Barth, who wrote a memorable commentary on Paul’s Epistle to the Romans, was well aware of the danger that applying the father metaphor to God might lead to misunderstanding and hurt. He wisely said that human fatherhood, however good, is a flawed, blurred and inadequate approximation to the fatherhood of God. There are a few passages in the Hebrew Scriptures where you will find God referred to as a father, but the fatherhood of God is a dominant theme in the New Testament. Jesus frequently refers to God as “my father”, addresses God directly as “Abba” (Father) and teaches his disciples a prayer which begins with the words “Our Father”. Karl Barth suggested that our ability to think of God as our Father came about because God fathered Jesus – “the image of his Father” - and that it is through Jesus’ life, death and resurrection that we are able to know and experience God as our Father.

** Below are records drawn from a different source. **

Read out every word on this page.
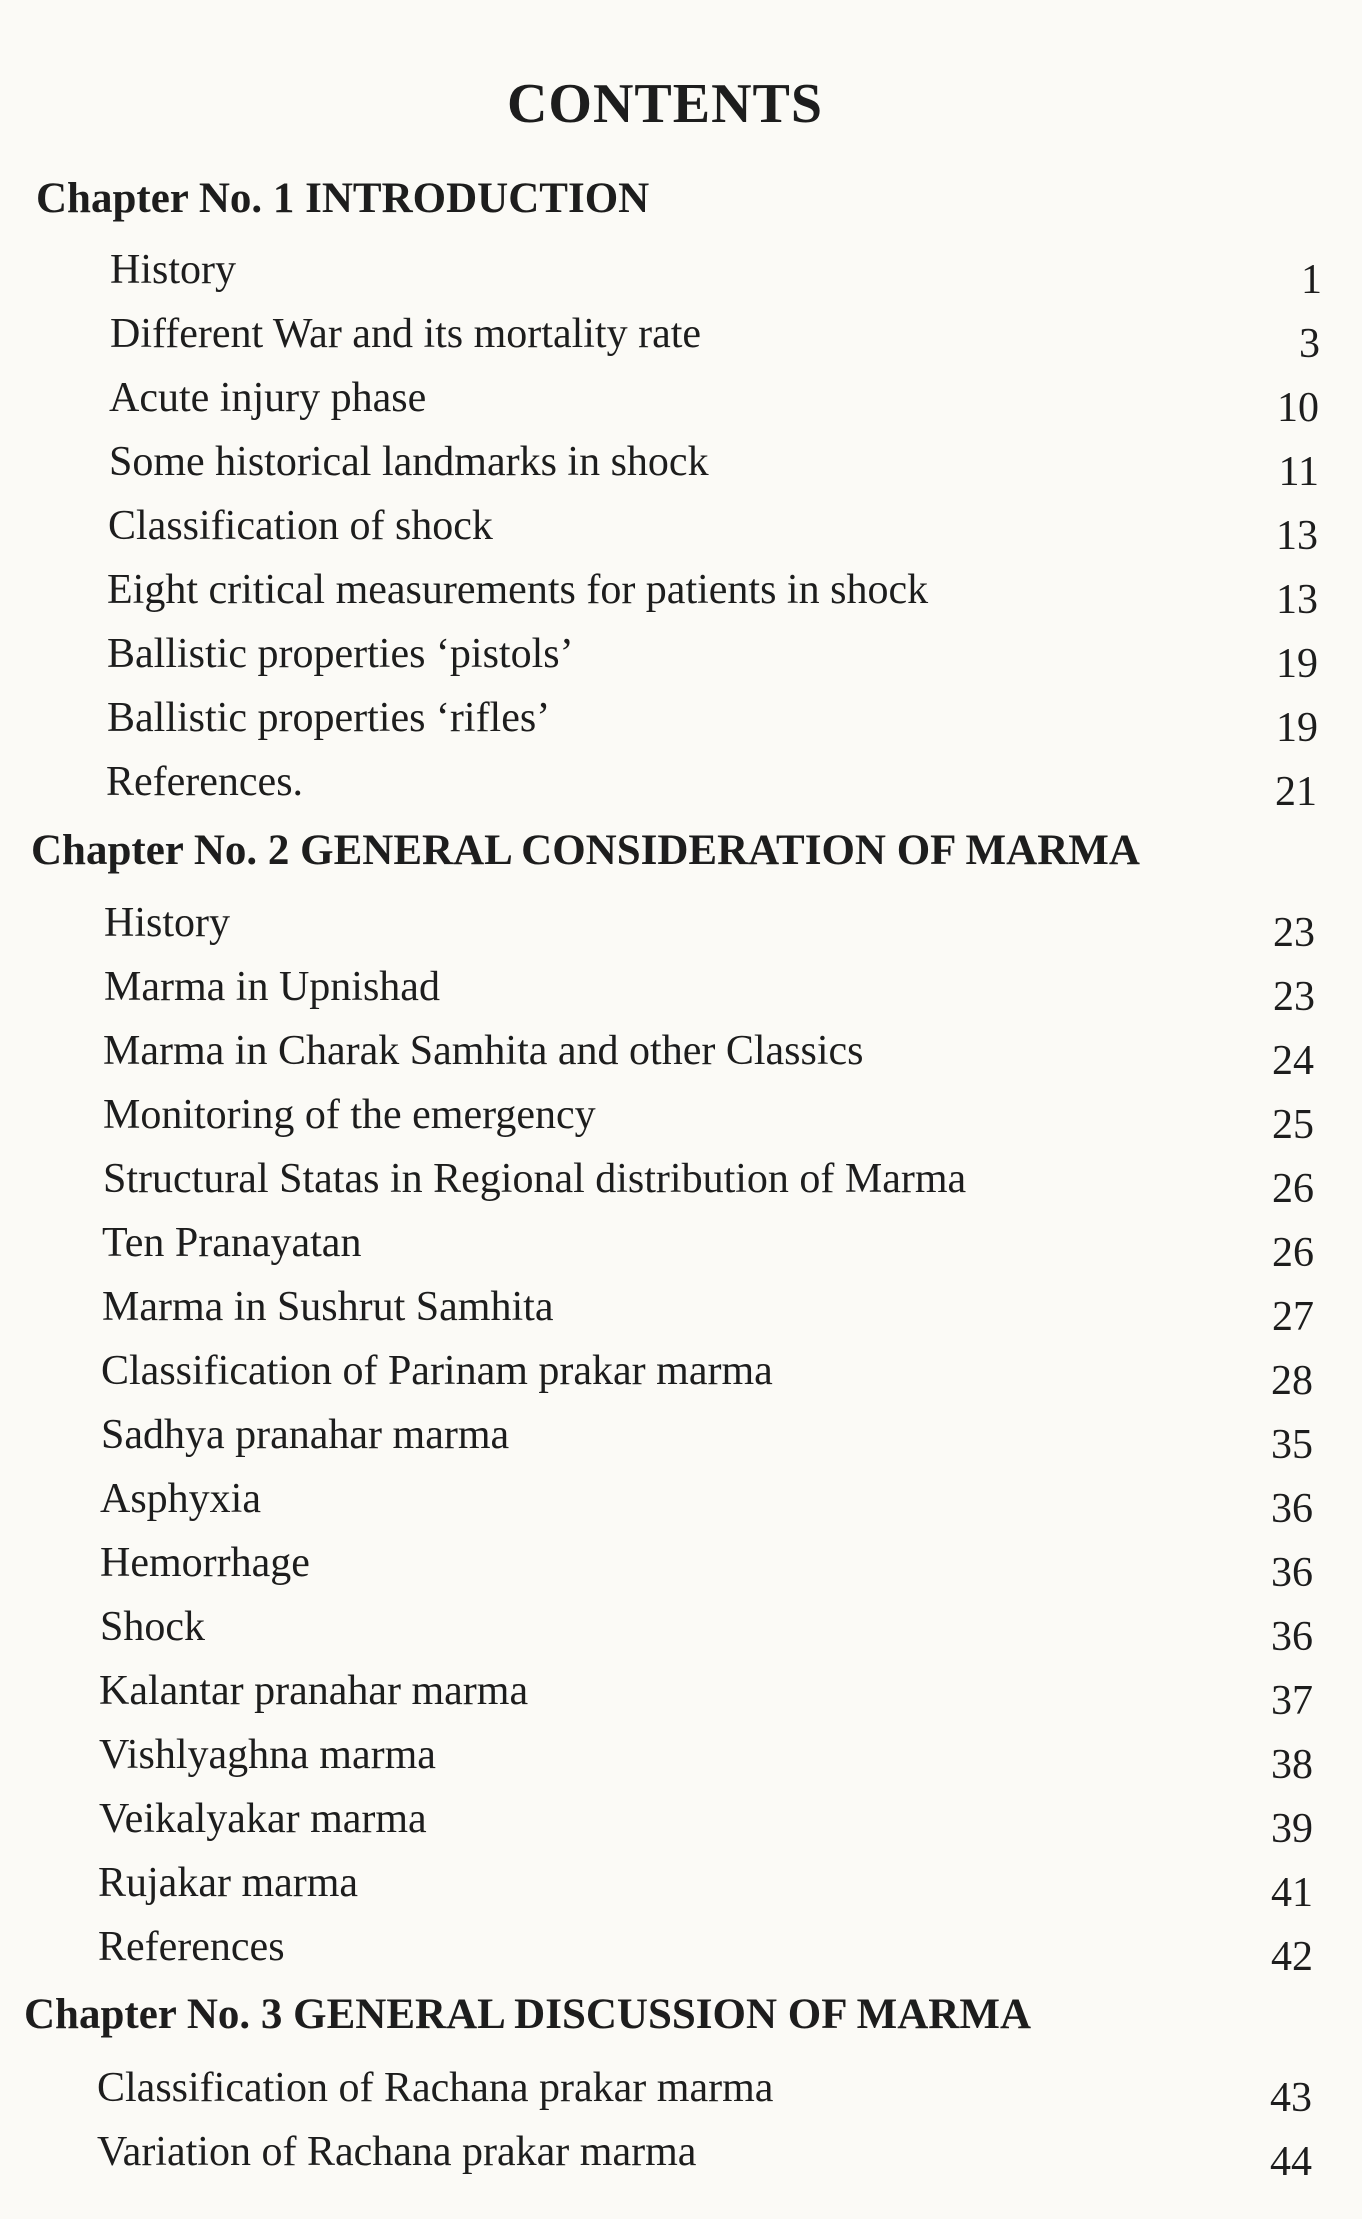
CONTENTS
Chapter No. 1 INTRODUCTION
History	1
Different War and its mortality rate	3
Acute injury phase	10
Some historical landmarks in shock	11
Classification of shock	13
Eight critical measurements for patients in shock	13
Ballistic properties ‘pistols’	19
Ballistic properties ‘rifles’	19
References.	21
Chapter No. 2 GENERAL CONSIDERATION OF MARMA
History	23
Marma in Upnishad	23
Marma in Charak Samhita and other Classics	24
Monitoring of the emergency	25
Structural Statas in Regional distribution of Marma	26
Ten Pranayatan	26
Marma in Sushrut Samhita	27
Classification of Parinam prakar marma	28
Sadhya pranahar marma	35
Asphyxia	36
Hemorrhage	36
Shock	36
Kalantar pranahar marma	37
Vishlyaghna marma	38
Veikalyakar marma	39
Rujakar marma	41
References	42
Chapter No. 3 GENERAL DISCUSSION OF MARMA
Classification of Rachana prakar marma	43
Variation of Rachana prakar marma	44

In today’s reading from the Epistle to the Romans Paul writes about the way in which Jesus enables us to experience the fatherhood of God. It is a dense and difficult passage, filled with ideas as richly as a Christmas pudding is packed with fruit and, because of that, not easily digested. It may help to focus on just two of the words that Paul uses – grace and life.
By grace, Paul means the freely-given love and generosity of God the Father, a love and generosity made visible in Jesus, a love and generosity which we can experience in many ways, not least as forgiveness for our human errors and shortcomings, a forgiveness that is freely given and that can be transformative; the amazing grace of which John Newton wrote in a well-loved hymn.

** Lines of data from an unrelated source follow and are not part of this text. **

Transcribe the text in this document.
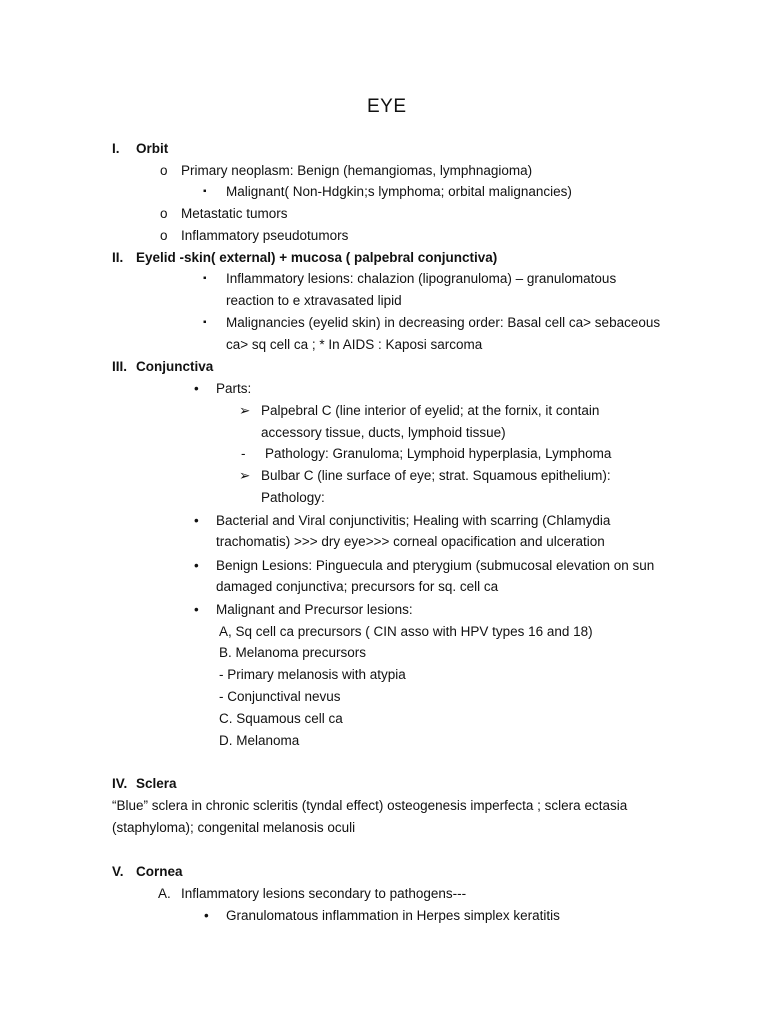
EYE
I. Orbit
o Primary neoplasm: Benign (hemangiomas, lymphnagioma)
▪ Malignant( Non-Hdgkin;s lymphoma; orbital malignancies)
o Metastatic tumors
o Inflammatory pseudotumors
II. Eyelid -skin( external) + mucosa ( palpebral conjunctiva)
▪ Inflammatory lesions: chalazion (lipogranuloma) – granulomatous
reaction to e xtravasated lipid
▪ Malignancies (eyelid skin) in decreasing order: Basal cell ca> sebaceous
ca> sq cell ca ; * In AIDS : Kaposi sarcoma
III. Conjunctiva
• Parts:
➢ Palpebral C (line interior of eyelid; at the fornix, it contain
accessory tissue, ducts, lymphoid tissue)
- Pathology: Granuloma; Lymphoid hyperplasia, Lymphoma
➢ Bulbar C (line surface of eye; strat. Squamous epithelium):
Pathology:
• Bacterial and Viral conjunctivitis; Healing with scarring (Chlamydia
trachomatis) >>> dry eye>>> corneal opacification and ulceration
• Benign Lesions: Pinguecula and pterygium (submucosal elevation on sun
damaged conjunctiva; precursors for sq. cell ca
• Malignant and Precursor lesions:
A, Sq cell ca precursors ( CIN asso with HPV types 16 and 18)
B. Melanoma precursors
- Primary melanosis with atypia
- Conjunctival nevus
C. Squamous cell ca
D. Melanoma
IV. Sclera
“Blue” sclera in chronic scleritis (tyndal effect) osteogenesis imperfecta ; sclera ectasia
(staphyloma); congenital melanosis oculi
V. Cornea
A. Inflammatory lesions secondary to pathogens---
• Granulomatous inflammation in Herpes simplex keratitis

When Paul writes of the life that Jesus lives as being “lived to God” he is reminding his readers that this is a life, a relationship with God, that is open to us; a family life into which all are able to enter. The implications of that life are profoundly challenging. Karl Barth put them like this:
“...we have to think of every human being, even the oddest, most villainous or miserable, as one to whom Jesus Christ is Brother and God is Father; and we have to deal with him [and her, he might have added] on this assumption.”
Recent events in America have reminded us of the evils of racial prejudice, and of the ways in which those evils can become institutionalised. For us in Scotland that has meant confronting the fact that the wealth of the merchants and aristocrats commemorated in some of our statues and street names was accumulated through their involvement in the slave trade and slavery. We have also been reminded that, after many centuries of accepting slavery as part of the status quo, Christians such as Thomas Clarkson, John Wesley and John Newton came to see that it was incompatible with the Gospel and began a campaign to abolish both the slave trade and slavery itself. The most powerful image of that campaign – its logo, to use a contemporary term – was a picture of a slave in chains, kneeling and saying: “Am I not a man and a brother?”

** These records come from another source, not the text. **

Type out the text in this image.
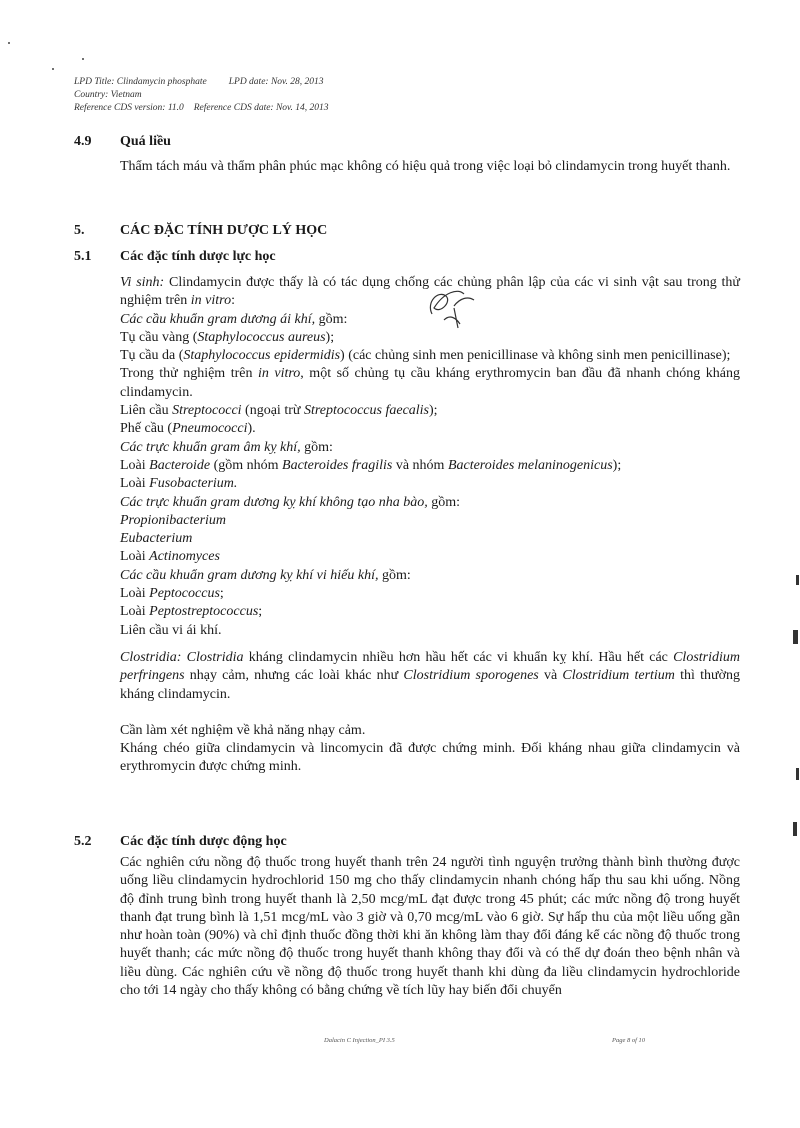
LPD Title: Clindamycin phosphate LPD date: Nov. 28, 2013
Country: Vietnam
Reference CDS version: 11.0 Reference CDS date: Nov. 14, 2013
4.9 Quá liều

Thẩm tách máu và thẩm phân phúc mạc không có hiệu quả trong việc loại bỏ clindamycin trong huyết thanh.

5.	CÁC ĐẶC TÍNH DƯỢC LÝ HỌC
5.1 Các đặc tính dược lực học

Vi sinh: Clindamycin được thấy là có tác dụng chống các chủng phân lập của các vi sinh vật sau trong thử nghiệm trên in vitro:

Các cầu khuẩn gram dương ái khí, gồm:

Tụ cầu vàng (Staphylococcus aureus);

Tụ cầu da (Staphylococcus epidermidis) (các chủng sinh men penicillinase và không sinh men penicillinase);

Trong thử nghiệm trên in vitro, một số chủng tụ cầu kháng erythromycin ban đầu đã nhanh chóng kháng clindamycin.

Liên cầu Streptococci (ngoại trừ Streptococcus faecalis);

Phế cầu (Pneumococci).

Các trực khuẩn gram âm kỵ khí, gồm:

Loài Bacteroide (gồm nhóm Bacteroides fragilis và nhóm Bacteroides melaninogenicus);

Loài Fusobacterium.

Các trực khuẩn gram dương kỵ khí không tạo nha bào, gồm:

Propionibacterium

Eubacterium

Loài Actinomyces

Các cầu khuẩn gram dương kỵ khí vi hiếu khí, gồm:

Loài Peptococcus;

Loài Peptostreptococcus;

Liên cầu vi ái khí.

Clostridia: Clostridia kháng clindamycin nhiều hơn hầu hết các vi khuẩn kỵ khí. Hầu hết các Clostridium perfringens nhạy cảm, nhưng các loài khác như Clostridium sporogenes và Clostridium tertium thì thường kháng clindamycin.

Cần làm xét nghiệm về khả năng nhạy cảm.

Kháng chéo giữa clindamycin và lincomycin đã được chứng minh. Đối kháng nhau giữa clindamycin và erythromycin được chứng minh.

5.2 Các đặc tính dược động học

Các nghiên cứu nồng độ thuốc trong huyết thanh trên 24 người tình nguyện trưởng thành bình thường được uống liều clindamycin hydrochlorid 150 mg cho thấy clindamycin nhanh chóng hấp thu sau khi uống. Nồng độ đỉnh trung bình trong huyết thanh là 2,50 mcg/mL đạt được trong 45 phút; các mức nồng độ trong huyết thanh đạt trung bình là 1,51 mcg/mL vào 3 giờ và 0,70 mcg/mL vào 6 giờ. Sự hấp thu của một liều uống gần như hoàn toàn (90%) và chỉ định thuốc đồng thời khi ăn không làm thay đổi đáng kể các nồng độ thuốc trong huyết thanh; các mức nồng độ thuốc trong huyết thanh không thay đổi và có thể dự đoán theo bệnh nhân và liều dùng. Các nghiên cứu về nồng độ thuốc trong huyết thanh khi dùng đa liều clindamycin hydrochloride cho tới 14 ngày cho thấy không có bằng chứng về tích lũy hay biến đổi chuyển

Dalacin C Injection_PI 3.5	Page 8 of 10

That John Newton became an abolitionist is remarkable, given that he had been the captain of a slave ship and thus directly responsible for the cruelty and inhumanity of the triangular trade. It was, as he himself acknowledged, an example of amazing grace. The fatherhood of God ceased, for him, to be merely a familiar and unconsidered Biblical phrase. He was enabled to grasp a richer measure of its meaning. That shift in his understanding was personally life-transforming and moved him to work for the transformation of society. He helped to open the door to the way of thinking that we now call Liberation Theology.
On the bookshelves in my study is my late brother’s copy of A Theology of Liberation by Gustavo Gutiérrez. Father Gustavo autographed it for him when he came to speak to the Anglican Society at Aberdeen University. Gutiérrez understood that political and social activism, while necessary, is not of itself enough. All members of God’s human family are in need of the gift of Grace. He put it like this:
“Without liberating historical events, there would be no growth of the Kingdom [of God]. But the process of liberation will not have conquered the very roots of human oppression and exploitation without the coming of the Kingdom, which is above all a gift.”
The gift to which he refers is the gift of Grace. His words remind us of the imperative to work for justice and peace and also of the universal human need of the amazing grace that transformed John Newton and gave him a deeper understanding of the Fatherhood of God.